REDFORD Y NOLTE SE VAN A LAS MONTAÑAS


 

Robert Redford y Nick Nolte agarraron su mochila y se fueron a caminar por las montañas de los Apalaches, cuando ya eran viejos, en la película Viejos amigos.

“Quiero regresar a mis  raíces. Antes la gente caminaba mucho” le dice Robert  a su esposa y romper de ese modo la rutina para alejarse de las enfermedades y fallecidos jubilados amigos suyos.


Del libro Técnica alpina
de Manuel Sánchez y
Armando Altamira
(editado por Actividades Deportivas
de la Universidad Nacional Autónoma
de México, 1978)
Cumplidos los sesenta años de edad el individuo, hombre y mujer, deberíamos ser disciplinados, agarrar también la mochila e irnos a caminar al campo.
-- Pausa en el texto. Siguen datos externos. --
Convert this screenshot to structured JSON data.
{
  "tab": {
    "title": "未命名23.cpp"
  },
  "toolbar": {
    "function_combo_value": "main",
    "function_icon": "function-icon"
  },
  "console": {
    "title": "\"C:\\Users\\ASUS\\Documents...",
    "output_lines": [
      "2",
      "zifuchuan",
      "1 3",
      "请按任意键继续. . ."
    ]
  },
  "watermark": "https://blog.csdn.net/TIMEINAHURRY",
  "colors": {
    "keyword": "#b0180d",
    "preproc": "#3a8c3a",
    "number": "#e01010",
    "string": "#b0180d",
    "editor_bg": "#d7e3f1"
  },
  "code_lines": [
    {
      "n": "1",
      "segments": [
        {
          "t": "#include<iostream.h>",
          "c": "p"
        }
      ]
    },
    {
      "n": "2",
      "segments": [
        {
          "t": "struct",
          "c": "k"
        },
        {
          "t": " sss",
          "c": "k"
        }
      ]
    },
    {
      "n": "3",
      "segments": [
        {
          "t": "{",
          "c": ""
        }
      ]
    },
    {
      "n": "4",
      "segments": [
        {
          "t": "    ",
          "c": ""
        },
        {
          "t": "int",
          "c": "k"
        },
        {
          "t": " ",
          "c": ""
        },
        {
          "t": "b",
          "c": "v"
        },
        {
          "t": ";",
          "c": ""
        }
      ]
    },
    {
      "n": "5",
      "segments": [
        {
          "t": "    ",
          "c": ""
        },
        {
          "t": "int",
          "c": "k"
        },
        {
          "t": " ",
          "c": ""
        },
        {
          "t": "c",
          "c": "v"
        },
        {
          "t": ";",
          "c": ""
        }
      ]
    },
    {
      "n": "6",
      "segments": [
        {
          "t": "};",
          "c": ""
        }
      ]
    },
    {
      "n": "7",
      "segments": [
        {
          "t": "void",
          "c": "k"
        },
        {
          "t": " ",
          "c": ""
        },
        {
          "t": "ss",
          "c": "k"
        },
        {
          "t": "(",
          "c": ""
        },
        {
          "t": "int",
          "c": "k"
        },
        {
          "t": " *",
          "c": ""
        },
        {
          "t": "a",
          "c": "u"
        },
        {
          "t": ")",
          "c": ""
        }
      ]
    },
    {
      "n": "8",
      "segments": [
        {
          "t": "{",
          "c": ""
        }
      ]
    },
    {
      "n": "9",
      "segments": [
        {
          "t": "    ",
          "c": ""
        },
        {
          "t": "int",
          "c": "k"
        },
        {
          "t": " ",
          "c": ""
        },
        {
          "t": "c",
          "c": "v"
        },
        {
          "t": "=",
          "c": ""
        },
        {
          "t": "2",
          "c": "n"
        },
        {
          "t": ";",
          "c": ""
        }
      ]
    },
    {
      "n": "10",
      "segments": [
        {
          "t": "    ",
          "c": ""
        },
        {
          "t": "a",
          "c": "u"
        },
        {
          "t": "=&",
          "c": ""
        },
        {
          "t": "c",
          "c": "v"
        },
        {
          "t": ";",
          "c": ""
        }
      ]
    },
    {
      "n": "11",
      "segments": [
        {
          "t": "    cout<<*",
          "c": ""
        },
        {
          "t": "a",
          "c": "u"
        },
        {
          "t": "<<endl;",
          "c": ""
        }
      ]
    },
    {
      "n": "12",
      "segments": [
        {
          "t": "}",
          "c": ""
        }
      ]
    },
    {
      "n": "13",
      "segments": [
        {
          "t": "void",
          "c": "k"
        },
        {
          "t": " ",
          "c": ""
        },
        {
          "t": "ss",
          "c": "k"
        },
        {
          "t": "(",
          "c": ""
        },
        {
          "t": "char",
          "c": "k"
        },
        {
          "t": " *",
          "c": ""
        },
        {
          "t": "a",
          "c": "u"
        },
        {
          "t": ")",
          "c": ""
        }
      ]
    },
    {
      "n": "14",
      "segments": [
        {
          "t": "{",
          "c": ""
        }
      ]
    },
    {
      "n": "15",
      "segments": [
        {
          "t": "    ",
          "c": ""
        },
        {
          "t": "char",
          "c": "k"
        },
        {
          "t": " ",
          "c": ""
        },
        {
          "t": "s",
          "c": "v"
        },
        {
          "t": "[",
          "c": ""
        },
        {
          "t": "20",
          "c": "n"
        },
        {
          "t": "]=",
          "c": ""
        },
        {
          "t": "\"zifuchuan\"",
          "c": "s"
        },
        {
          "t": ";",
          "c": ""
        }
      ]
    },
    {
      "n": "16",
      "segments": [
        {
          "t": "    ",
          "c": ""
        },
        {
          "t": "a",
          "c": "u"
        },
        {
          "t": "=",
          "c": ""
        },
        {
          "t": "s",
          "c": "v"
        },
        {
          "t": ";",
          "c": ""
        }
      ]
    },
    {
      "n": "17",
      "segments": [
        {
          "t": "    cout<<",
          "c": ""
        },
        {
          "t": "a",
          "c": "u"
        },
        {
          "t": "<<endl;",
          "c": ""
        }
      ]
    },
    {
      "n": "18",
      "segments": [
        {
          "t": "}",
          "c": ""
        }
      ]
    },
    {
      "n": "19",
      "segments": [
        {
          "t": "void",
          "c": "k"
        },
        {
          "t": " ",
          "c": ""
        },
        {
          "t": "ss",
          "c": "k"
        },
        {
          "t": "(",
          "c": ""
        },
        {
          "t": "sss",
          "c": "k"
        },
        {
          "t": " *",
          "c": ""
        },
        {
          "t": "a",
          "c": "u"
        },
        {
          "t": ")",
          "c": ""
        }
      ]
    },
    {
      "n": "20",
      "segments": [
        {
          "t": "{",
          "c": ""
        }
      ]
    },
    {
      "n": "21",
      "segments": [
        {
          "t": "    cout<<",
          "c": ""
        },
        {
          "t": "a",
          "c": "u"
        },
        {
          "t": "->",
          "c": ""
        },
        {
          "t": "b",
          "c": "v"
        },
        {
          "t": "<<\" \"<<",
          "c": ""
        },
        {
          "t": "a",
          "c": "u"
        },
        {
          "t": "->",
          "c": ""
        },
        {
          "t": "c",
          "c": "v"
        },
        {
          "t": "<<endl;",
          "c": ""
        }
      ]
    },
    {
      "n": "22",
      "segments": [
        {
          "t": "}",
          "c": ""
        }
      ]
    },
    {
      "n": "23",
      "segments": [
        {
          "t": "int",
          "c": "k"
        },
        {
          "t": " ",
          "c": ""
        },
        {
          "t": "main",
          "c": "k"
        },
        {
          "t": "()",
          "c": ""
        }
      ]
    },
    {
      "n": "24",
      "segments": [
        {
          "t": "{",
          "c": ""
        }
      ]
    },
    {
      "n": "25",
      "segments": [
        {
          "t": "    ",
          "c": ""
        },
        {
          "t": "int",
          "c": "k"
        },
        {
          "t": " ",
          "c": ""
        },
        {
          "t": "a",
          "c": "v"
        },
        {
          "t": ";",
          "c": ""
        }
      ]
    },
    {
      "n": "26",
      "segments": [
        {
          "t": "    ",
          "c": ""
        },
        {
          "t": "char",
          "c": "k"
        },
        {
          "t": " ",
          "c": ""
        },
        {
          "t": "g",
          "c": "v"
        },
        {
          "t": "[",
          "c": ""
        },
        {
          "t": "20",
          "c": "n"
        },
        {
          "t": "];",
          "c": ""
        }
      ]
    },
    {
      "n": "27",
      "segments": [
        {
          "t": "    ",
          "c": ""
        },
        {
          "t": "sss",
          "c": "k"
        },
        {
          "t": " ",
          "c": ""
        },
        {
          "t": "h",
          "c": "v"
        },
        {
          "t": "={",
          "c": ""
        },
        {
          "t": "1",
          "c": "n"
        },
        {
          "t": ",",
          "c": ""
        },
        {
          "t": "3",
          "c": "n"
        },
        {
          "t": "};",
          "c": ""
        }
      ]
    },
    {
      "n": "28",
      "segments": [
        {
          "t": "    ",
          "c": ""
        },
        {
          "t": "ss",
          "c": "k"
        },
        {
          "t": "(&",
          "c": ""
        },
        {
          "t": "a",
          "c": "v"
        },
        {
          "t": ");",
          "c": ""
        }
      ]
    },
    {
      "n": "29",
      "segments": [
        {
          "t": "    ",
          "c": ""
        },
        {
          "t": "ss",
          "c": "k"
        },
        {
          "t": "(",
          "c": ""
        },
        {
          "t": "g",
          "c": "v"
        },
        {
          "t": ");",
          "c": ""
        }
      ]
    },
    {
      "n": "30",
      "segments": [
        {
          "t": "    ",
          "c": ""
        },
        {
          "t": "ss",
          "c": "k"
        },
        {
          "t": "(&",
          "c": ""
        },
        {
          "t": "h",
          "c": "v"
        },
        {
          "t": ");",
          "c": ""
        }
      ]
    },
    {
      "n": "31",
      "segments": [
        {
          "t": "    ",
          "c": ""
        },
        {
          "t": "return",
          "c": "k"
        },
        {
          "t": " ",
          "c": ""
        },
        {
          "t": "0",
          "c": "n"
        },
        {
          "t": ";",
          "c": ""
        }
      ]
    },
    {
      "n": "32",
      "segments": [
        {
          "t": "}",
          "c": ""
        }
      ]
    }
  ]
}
Caminar por el sendero o escalar pendientes suaves y poco complicadas. ¡Y en casa subir varias veces la escalera!Con la mayor frecuencia posible, no dos o tres veces al año, que de poco o nada serviría.

No es una idea loca. Es, como diría Kant, un imperativo categórico. Es decir, una orden. Como esas órdenes que da el sargento gruñón del ejército. Hay que obedecerla, si se viste el uniforme, o el precio es el castigo de estar recluido por horas o días en una celda del cuartel.
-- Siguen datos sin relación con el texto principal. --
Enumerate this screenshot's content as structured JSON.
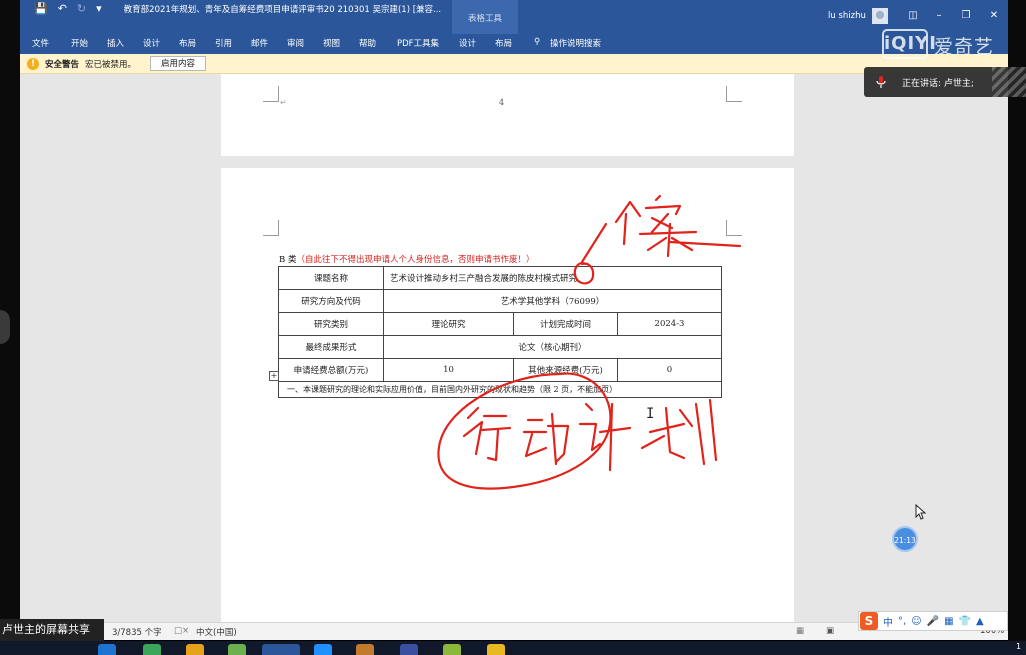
{
  "window": {
    "title": "教育部2021年规划、青年及自筹经费项目申请评审书20 210301 吴宗建(1) [兼容...",
    "context_tab": "表格工具",
    "user": "lu shizhu",
    "quick_access": [
      "save",
      "undo",
      "redo",
      "customize"
    ]
  },
  "ribbon": {
    "tabs": [
      "文件",
      "开始",
      "插入",
      "设计",
      "布局",
      "引用",
      "邮件",
      "审阅",
      "视图",
      "帮助",
      "PDF工具集",
      "设计",
      "布局"
    ],
    "tell_me": "操作说明搜索"
  },
  "message_bar": {
    "title": "安全警告",
    "text": "宏已被禁用。",
    "button": "启用内容"
  },
  "page4": {
    "page_number": "4"
  },
  "form": {
    "section_prefix": "B 类",
    "section_note": "（自此往下不得出现申请人个人身份信息，否则申请书作废！）",
    "rows": {
      "topic_label": "课题名称",
      "topic_value": "艺术设计推动乡村三产融合发展的陈皮村模式研究",
      "direction_label": "研究方向及代码",
      "direction_value": "艺术学其他学科（76099）",
      "category_label": "研究类别",
      "category_value": "理论研究",
      "plan_label": "计划完成时间",
      "plan_value": "2024-3",
      "result_label": "最终成果形式",
      "result_value": "论文（核心期刊）",
      "funding_label": "申请经费总额(万元)",
      "funding_value": "10",
      "other_label": "其他来源经费(万元)",
      "other_value": "0",
      "section_one": "一、本课题研究的理论和实际应用价值，目前国内外研究的现状和趋势（限 2 页，不能加页）"
    }
  },
  "status_bar": {
    "words": "3/7835 个字",
    "language": "中文(中国)",
    "zoom": "100%"
  },
  "overlays": {
    "iqiyi_box": "iQIYI",
    "iqiyi_text": "爱奇艺",
    "speaking": "正在讲话: 卢世主;",
    "timer": "21:13",
    "screen_share": "卢世主的屏幕共享",
    "ime": [
      "中",
      "°,",
      "☺",
      "🎤",
      "▦",
      "👕",
      "▲",
      "▦"
    ]
  },
  "colors": {
    "titlebar": "#2b579a",
    "warning_bg": "#fff4ce",
    "annotation_red": "#e0241c",
    "note_red": "#d9201b"
  }
}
Aquí la que ordena es la naturaleza, de la biología del humano. Desobedecerla es estar tirado en la cama del hospital. Todos llegaremos ahí pero falta ver en qué condiciones y si es a su tiempo o de manera prematura.

La senectud, la senilidad, es una categoría, una etapa, natural de la vida, como lo es la niñez, la adolescencia…
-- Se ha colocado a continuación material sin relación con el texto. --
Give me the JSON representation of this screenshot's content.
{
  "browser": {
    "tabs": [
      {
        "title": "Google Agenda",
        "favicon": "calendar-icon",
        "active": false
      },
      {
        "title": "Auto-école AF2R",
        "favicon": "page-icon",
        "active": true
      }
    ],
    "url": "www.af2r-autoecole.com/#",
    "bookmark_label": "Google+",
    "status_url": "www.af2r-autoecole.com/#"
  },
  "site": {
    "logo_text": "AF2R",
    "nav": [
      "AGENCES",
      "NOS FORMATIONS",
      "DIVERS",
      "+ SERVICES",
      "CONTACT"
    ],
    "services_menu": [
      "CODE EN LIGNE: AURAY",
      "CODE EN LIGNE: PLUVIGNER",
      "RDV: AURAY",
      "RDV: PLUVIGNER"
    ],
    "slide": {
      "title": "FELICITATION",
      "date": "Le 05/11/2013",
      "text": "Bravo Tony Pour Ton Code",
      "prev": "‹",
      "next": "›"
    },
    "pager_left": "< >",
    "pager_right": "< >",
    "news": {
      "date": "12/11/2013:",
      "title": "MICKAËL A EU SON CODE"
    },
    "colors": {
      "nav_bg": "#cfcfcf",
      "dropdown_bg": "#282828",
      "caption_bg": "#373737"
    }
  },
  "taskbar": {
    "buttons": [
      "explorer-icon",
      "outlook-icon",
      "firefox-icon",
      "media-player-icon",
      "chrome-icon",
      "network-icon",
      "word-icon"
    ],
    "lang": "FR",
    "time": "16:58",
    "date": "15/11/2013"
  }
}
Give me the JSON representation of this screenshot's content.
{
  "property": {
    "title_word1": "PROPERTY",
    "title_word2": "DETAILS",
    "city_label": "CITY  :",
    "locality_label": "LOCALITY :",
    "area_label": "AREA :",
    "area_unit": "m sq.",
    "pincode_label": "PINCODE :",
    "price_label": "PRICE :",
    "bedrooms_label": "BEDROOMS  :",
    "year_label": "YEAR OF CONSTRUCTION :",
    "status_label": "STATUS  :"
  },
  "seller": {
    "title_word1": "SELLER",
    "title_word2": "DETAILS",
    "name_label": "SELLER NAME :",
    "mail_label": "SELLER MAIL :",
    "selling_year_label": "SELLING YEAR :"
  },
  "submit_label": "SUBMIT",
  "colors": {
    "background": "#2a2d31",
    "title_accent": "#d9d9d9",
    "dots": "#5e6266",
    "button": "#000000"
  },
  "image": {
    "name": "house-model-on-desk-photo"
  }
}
No hay que tenerle miedo a la palabra. Cierto, vamos con más frecuencia al mingitorio, y una muchacha (oh, terrible golpe al ego) se pone de pie y nos cede el asiento en el autobús…

“Existen cosas futuras y cosas pasadas” dice San Agustín, en Confesiones, refiriéndose a las cosas que están bajo el ritmo del fenómeno.

Pero otras cosas, como la fe y la voluntad, son intemporales. Por eso un cuerpo de la senectud puede ser movido por la voluntad.

“Nada existe en aislamiento”, escribió Hegel respecto de su concepción del universo concreto.

De ahí que si miramos  a un viejo, languidecer en el rincón de la casa, tanto él como su entorno, requieren de otra dinámica…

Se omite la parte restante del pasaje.